The strike at Mexico’s Grupo Fertinal’s Lazaro Cardenas phosphate plant is over, according to industry sources, though the company had not responded to inquiries at press time. The strike was reported to have begun on Aug. 26, and Fertinal declared force majeure soon thereafter (GM Sept. 2, p. 28).
The company was reported to be in the process of bringing the plant back to production. Fertinal has approximately 1. 2 million mt/y of DAP/MAP/TSP capacity at Lazara Cardenas, according to the Green Markets Global DAP/MAP Supply & Demand Model.
Winnipeg-based Sollio Agriculture has announced that Ontario Grain LP, a grain partnership in which Sollio holds a majority stake, has decided to exit the grain market and wind down activities in Ontario. The decision will initiate the sale of six operating elevators at Shetland, Staples, Talbotville, Princeton, Becher, and Palmerston.

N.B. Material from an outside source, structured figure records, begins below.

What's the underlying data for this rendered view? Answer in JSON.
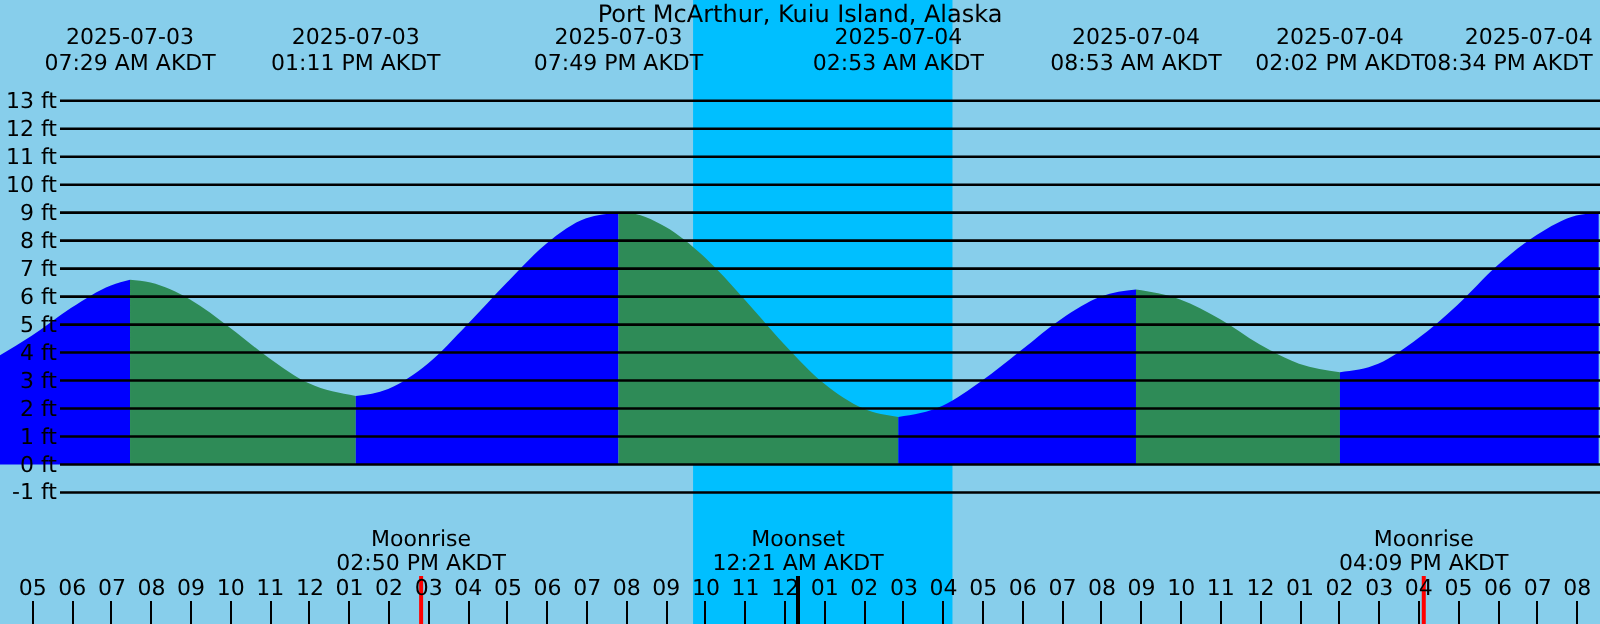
{
  "chart_data": {
    "type": "area",
    "title": "Port McArthur, Kuiu Island, Alaska",
    "xlim": [
      "2025-07-03T04:12",
      "2025-07-04T20:36"
    ],
    "ylim": [
      -5.7,
      16.6
    ],
    "xticks": [
      {
        "value": "2025-07-03T05:00",
        "label": "05"
      },
      {
        "value": "2025-07-03T06:00",
        "label": "06"
      },
      {
        "value": "2025-07-03T07:00",
        "label": "07"
      },
      {
        "value": "2025-07-03T08:00",
        "label": "08"
      },
      {
        "value": "2025-07-03T09:00",
        "label": "09"
      },
      {
        "value": "2025-07-03T10:00",
        "label": "10"
      },
      {
        "value": "2025-07-03T11:00",
        "label": "11"
      },
      {
        "value": "2025-07-03T12:00",
        "label": "12"
      },
      {
        "value": "2025-07-03T13:00",
        "label": "01"
      },
      {
        "value": "2025-07-03T14:00",
        "label": "02"
      },
      {
        "value": "2025-07-03T15:00",
        "label": "03"
      },
      {
        "value": "2025-07-03T16:00",
        "label": "04"
      },
      {
        "value": "2025-07-03T17:00",
        "label": "05"
      },
      {
        "value": "2025-07-03T18:00",
        "label": "06"
      },
      {
        "value": "2025-07-03T19:00",
        "label": "07"
      },
      {
        "value": "2025-07-03T20:00",
        "label": "08"
      },
      {
        "value": "2025-07-03T21:00",
        "label": "09"
      },
      {
        "value": "2025-07-03T22:00",
        "label": "10"
      },
      {
        "value": "2025-07-03T23:00",
        "label": "11"
      },
      {
        "value": "2025-07-04T00:00",
        "label": "12"
      },
      {
        "value": "2025-07-04T01:00",
        "label": "01"
      },
      {
        "value": "2025-07-04T02:00",
        "label": "02"
      },
      {
        "value": "2025-07-04T03:00",
        "label": "03"
      },
      {
        "value": "2025-07-04T04:00",
        "label": "04"
      },
      {
        "value": "2025-07-04T05:00",
        "label": "05"
      },
      {
        "value": "2025-07-04T06:00",
        "label": "06"
      },
      {
        "value": "2025-07-04T07:00",
        "label": "07"
      },
      {
        "value": "2025-07-04T08:00",
        "label": "08"
      },
      {
        "value": "2025-07-04T09:00",
        "label": "09"
      },
      {
        "value": "2025-07-04T10:00",
        "label": "10"
      },
      {
        "value": "2025-07-04T11:00",
        "label": "11"
      },
      {
        "value": "2025-07-04T12:00",
        "label": "12"
      },
      {
        "value": "2025-07-04T13:00",
        "label": "01"
      },
      {
        "value": "2025-07-04T14:00",
        "label": "02"
      },
      {
        "value": "2025-07-04T15:00",
        "label": "03"
      },
      {
        "value": "2025-07-04T16:00",
        "label": "04"
      },
      {
        "value": "2025-07-04T17:00",
        "label": "05"
      },
      {
        "value": "2025-07-04T18:00",
        "label": "06"
      },
      {
        "value": "2025-07-04T19:00",
        "label": "07"
      },
      {
        "value": "2025-07-04T20:00",
        "label": "08"
      }
    ],
    "x2lim": [
      "2025-07-03T04:12",
      "2025-07-04T20:36"
    ],
    "x2ticks": [
      {
        "value": "2025-07-03T07:29",
        "label": "2025-07-03\n07:29 AM AKDT"
      },
      {
        "value": "2025-07-03T13:11",
        "label": "2025-07-03\n01:11 PM AKDT"
      },
      {
        "value": "2025-07-03T19:49",
        "label": "2025-07-03\n07:49 PM AKDT"
      },
      {
        "value": "2025-07-04T02:53",
        "label": "2025-07-04\n02:53 AM AKDT"
      },
      {
        "value": "2025-07-04T08:53",
        "label": "2025-07-04\n08:53 AM AKDT"
      },
      {
        "value": "2025-07-04T14:02",
        "label": "2025-07-04\n02:02 PM AKDT"
      },
      {
        "value": "2025-07-04T20:34",
        "label": "2025-07-04\n08:34 PM AKDT"
      }
    ],
    "yticks": [
      {
        "value": 13,
        "label": "13 ft"
      },
      {
        "value": 12,
        "label": "12 ft"
      },
      {
        "value": 11,
        "label": "11 ft"
      },
      {
        "value": 10,
        "label": "10 ft"
      },
      {
        "value": 9,
        "label": "9 ft"
      },
      {
        "value": 8,
        "label": "8 ft"
      },
      {
        "value": 7,
        "label": "7 ft"
      },
      {
        "value": 6,
        "label": "6 ft"
      },
      {
        "value": 5,
        "label": "5 ft"
      },
      {
        "value": 4,
        "label": "4 ft"
      },
      {
        "value": 3,
        "label": "3 ft"
      },
      {
        "value": 2,
        "label": "2 ft"
      },
      {
        "value": 1,
        "label": "1 ft"
      },
      {
        "value": 0,
        "label": "0 ft"
      },
      {
        "value": -1,
        "label": "-1 ft"
      }
    ],
    "grid": "y",
    "series": [
      {
        "color": "#0000ff",
        "x": [
          "2025-07-03T04:12",
          "2025-07-03T05:00",
          "2025-07-03T06:00",
          "2025-07-03T07:00",
          "2025-07-03T07:29"
        ],
        "values": [
          3.9,
          4.6,
          5.6,
          6.4,
          6.6
        ]
      },
      {
        "color": "#2e8b57",
        "x": [
          "2025-07-03T07:29",
          "2025-07-03T08:00",
          "2025-07-03T09:00",
          "2025-07-03T10:00",
          "2025-07-03T11:00",
          "2025-07-03T12:00",
          "2025-07-03T13:11"
        ],
        "values": [
          6.6,
          6.5,
          5.9,
          4.9,
          3.8,
          2.9,
          2.45
        ]
      },
      {
        "color": "#0000ff",
        "x": [
          "2025-07-03T13:11",
          "2025-07-03T14:00",
          "2025-07-03T15:00",
          "2025-07-03T16:00",
          "2025-07-03T17:00",
          "2025-07-03T18:00",
          "2025-07-03T19:00",
          "2025-07-03T19:49"
        ],
        "values": [
          2.45,
          2.7,
          3.6,
          5.0,
          6.5,
          7.9,
          8.8,
          9.0
        ]
      },
      {
        "color": "#2e8b57",
        "x": [
          "2025-07-03T19:49",
          "2025-07-03T20:00",
          "2025-07-03T21:00",
          "2025-07-03T22:00",
          "2025-07-03T23:00",
          "2025-07-04T00:00",
          "2025-07-04T01:00",
          "2025-07-04T02:00",
          "2025-07-04T02:53"
        ],
        "values": [
          9.0,
          9.0,
          8.5,
          7.4,
          5.9,
          4.3,
          2.9,
          2.0,
          1.7
        ]
      },
      {
        "color": "#0000ff",
        "x": [
          "2025-07-04T02:53",
          "2025-07-04T04:00",
          "2025-07-04T05:00",
          "2025-07-04T06:00",
          "2025-07-04T07:00",
          "2025-07-04T08:00",
          "2025-07-04T08:53"
        ],
        "values": [
          1.7,
          2.1,
          3.0,
          4.1,
          5.2,
          6.0,
          6.25
        ]
      },
      {
        "color": "#2e8b57",
        "x": [
          "2025-07-04T08:53",
          "2025-07-04T10:00",
          "2025-07-04T11:00",
          "2025-07-04T12:00",
          "2025-07-04T13:00",
          "2025-07-04T14:02"
        ],
        "values": [
          6.25,
          5.9,
          5.2,
          4.3,
          3.6,
          3.3
        ]
      },
      {
        "color": "#0000ff",
        "x": [
          "2025-07-04T14:02",
          "2025-07-04T15:00",
          "2025-07-04T16:00",
          "2025-07-04T17:00",
          "2025-07-04T18:00",
          "2025-07-04T19:00",
          "2025-07-04T20:00",
          "2025-07-04T20:34"
        ],
        "values": [
          3.3,
          3.6,
          4.5,
          5.7,
          7.1,
          8.2,
          8.9,
          9.0
        ]
      }
    ],
    "bands": [
      {
        "axis": "x",
        "from": "2025-07-03T21:42",
        "to": "2025-07-04T04:15",
        "color": "#00bfff"
      }
    ],
    "ref_lines": [
      {
        "axis": "x",
        "value": "2025-07-03T14:50",
        "label": "Moonrise\n02:50 PM AKDT",
        "color": "#ff0000"
      },
      {
        "axis": "x",
        "value": "2025-07-04T00:21",
        "label": "Moonset\n12:21 AM AKDT",
        "color": "#000000"
      },
      {
        "axis": "x",
        "value": "2025-07-04T16:09",
        "label": "Moonrise\n04:09 PM AKDT",
        "color": "#ff0000"
      }
    ]
  }
}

“The extraordinary events of the past two years causing global economic disruption led to unexpected, significant business challenges and a volatile commodity market,” said Casper Kaastra, CEO of Sollio Agriculture. “Ontario Grain made this difficult but necessary decision after an exhaustive analysis of all available options.”
Sollio, formerly known as La Coop fédérée before a major rebranding in early 2020 (GM Feb. 29, 2020), acquired the Ontario Grain partnership’s assets in 2018 as part of a broader growth strategy. Earlier this year, however, Sollio announced it was entering a phase of consolidating its acquisitions and optimizing its assets.
Sollio said this consolidation process will allow it to focus on its remaining core business activities in crop and livestock production. According to its website, the company’s crop production business is the largest supplier of seeds and fertilizer to farmers in Quebec and eastern Ontario.
Sollio said Ontario Grain intends to honor all existing contracts and to fulfill its obligations to farm customers, employees, and business partners for an orderly transition. It also plans to continue serving clients during the 2022 harvest season, although at a reduced capacity.